A ceasefire that does not try to resolve the future status of the relevant territories would leave the same result on the ground, without having to surmount the hurdle of a formal agreement that recognizes that result. A frozen conflict may not be a concept that most people will warm to, but it is better than an unending, boiling conflict. Given the wide gap between the negotiating positions of the belligerents in the Ukraine War and the complexity of the underlying issues, an unending war is likely the result of insisting that the war should not end without first resolving those issues.

In the horrifying situation in the Gaza Strip, which is less a war than a unilateral destruction of a population, each day without a ceasefire is another day of suffering, with dozens more civilians getting killed. Looking more broadly at the Israeli-Palestinian conflict, full resolution of the underlying issues would go well beyond the current horrors in Gaza and address fundamental issues of Palestinian self-determination that extend as well to residents of the West Bank and East Jerusalem. 

Here again, the distinction between de jure and de facto acceptance of a situation, and the role a ceasefire can play, is central. This is true regarding Hamas, even though Hamas is not the main issue in any resolution of the Israeli-Palestinian conflict. Far from being bent on destroying Israel, Hamas has repeatedly made clear that it would accept an infinitely renewable hudna, or truce, with Israel. In other words, it would be satisfied being part of a Palestinian state living peacefully side-by-side with Israel, as long as it did not have to sign a document that would constitute formal recognition of what it regards as the oppressor of the Palestinian people.

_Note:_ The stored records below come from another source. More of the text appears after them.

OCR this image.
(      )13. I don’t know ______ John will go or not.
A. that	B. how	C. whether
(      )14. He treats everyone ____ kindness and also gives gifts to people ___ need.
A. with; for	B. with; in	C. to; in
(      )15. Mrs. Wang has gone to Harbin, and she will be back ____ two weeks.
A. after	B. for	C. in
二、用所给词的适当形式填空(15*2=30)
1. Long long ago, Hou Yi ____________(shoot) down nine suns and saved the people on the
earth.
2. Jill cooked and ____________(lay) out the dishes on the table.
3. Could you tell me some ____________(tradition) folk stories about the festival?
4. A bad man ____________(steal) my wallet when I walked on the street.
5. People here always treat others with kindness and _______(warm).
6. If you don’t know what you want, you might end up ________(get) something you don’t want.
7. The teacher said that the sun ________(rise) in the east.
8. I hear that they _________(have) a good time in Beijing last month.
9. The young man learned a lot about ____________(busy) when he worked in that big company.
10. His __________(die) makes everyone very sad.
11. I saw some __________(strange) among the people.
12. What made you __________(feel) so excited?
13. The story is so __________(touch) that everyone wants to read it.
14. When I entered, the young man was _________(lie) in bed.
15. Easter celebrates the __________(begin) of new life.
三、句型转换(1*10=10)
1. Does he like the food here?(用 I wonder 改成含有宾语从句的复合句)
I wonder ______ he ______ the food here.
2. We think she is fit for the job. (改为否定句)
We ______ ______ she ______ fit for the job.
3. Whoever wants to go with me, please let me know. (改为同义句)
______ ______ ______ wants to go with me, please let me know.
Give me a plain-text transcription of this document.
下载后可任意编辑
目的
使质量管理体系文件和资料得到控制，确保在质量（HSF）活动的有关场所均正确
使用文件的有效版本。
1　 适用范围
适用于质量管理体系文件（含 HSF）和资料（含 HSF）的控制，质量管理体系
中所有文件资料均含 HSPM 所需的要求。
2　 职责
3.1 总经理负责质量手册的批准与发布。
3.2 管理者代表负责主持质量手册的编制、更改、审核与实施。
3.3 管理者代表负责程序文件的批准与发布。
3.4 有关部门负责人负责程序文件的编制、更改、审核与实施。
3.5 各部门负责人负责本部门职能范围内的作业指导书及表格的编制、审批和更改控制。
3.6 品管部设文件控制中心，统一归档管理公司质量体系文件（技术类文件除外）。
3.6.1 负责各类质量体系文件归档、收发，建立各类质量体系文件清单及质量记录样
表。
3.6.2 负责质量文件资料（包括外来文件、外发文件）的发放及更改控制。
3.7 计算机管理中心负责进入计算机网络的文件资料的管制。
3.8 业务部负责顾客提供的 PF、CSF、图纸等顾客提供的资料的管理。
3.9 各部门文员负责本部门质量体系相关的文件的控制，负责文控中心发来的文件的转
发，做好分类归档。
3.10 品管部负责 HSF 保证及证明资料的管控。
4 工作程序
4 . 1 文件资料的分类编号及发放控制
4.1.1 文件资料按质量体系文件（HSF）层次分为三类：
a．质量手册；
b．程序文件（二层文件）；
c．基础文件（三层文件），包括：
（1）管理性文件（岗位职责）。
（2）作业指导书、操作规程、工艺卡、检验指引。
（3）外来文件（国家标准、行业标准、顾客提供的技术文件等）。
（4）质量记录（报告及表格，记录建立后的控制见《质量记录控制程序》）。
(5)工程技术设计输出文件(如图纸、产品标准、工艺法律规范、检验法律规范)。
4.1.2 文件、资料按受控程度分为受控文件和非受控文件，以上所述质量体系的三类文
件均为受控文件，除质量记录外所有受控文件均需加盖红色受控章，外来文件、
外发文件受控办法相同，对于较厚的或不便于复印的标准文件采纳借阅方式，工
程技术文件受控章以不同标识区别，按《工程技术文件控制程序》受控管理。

Of course, even a de facto peace may be out of reach as long as the United States supports an Israeli government that is determined not only to destroy Hamas but to ethnically cleanse Palestinians and forever deny them their own state, as well as having additional reasons to continue warfare indefinitely.

Similarly, the biggest barrier to peace in Ukraine is Vladimir Putin’s apparent calculation that Russia’s greater size can enable it to win a prolonged war of attrition, a war Putin launched to reduce Ukraine to a vassal state.

US policy toward these and other conflicts should not be shaped by such obduracy on the part of an aggressive belligerent. The United States should press for an early ceasefire in each case and utilize its available leverage accordingly. If successful, this would curb the suffering, the destruction, and the risks of escalation. It would not preclude later resolution of underlying issues, without holding peace hostage to such resolution.

If a pro-ceasefire policy runs counter to the preferences of a belligerent that is endeavoring to deny the rights and independence of another nation, that is all the more indication that such a policy is right.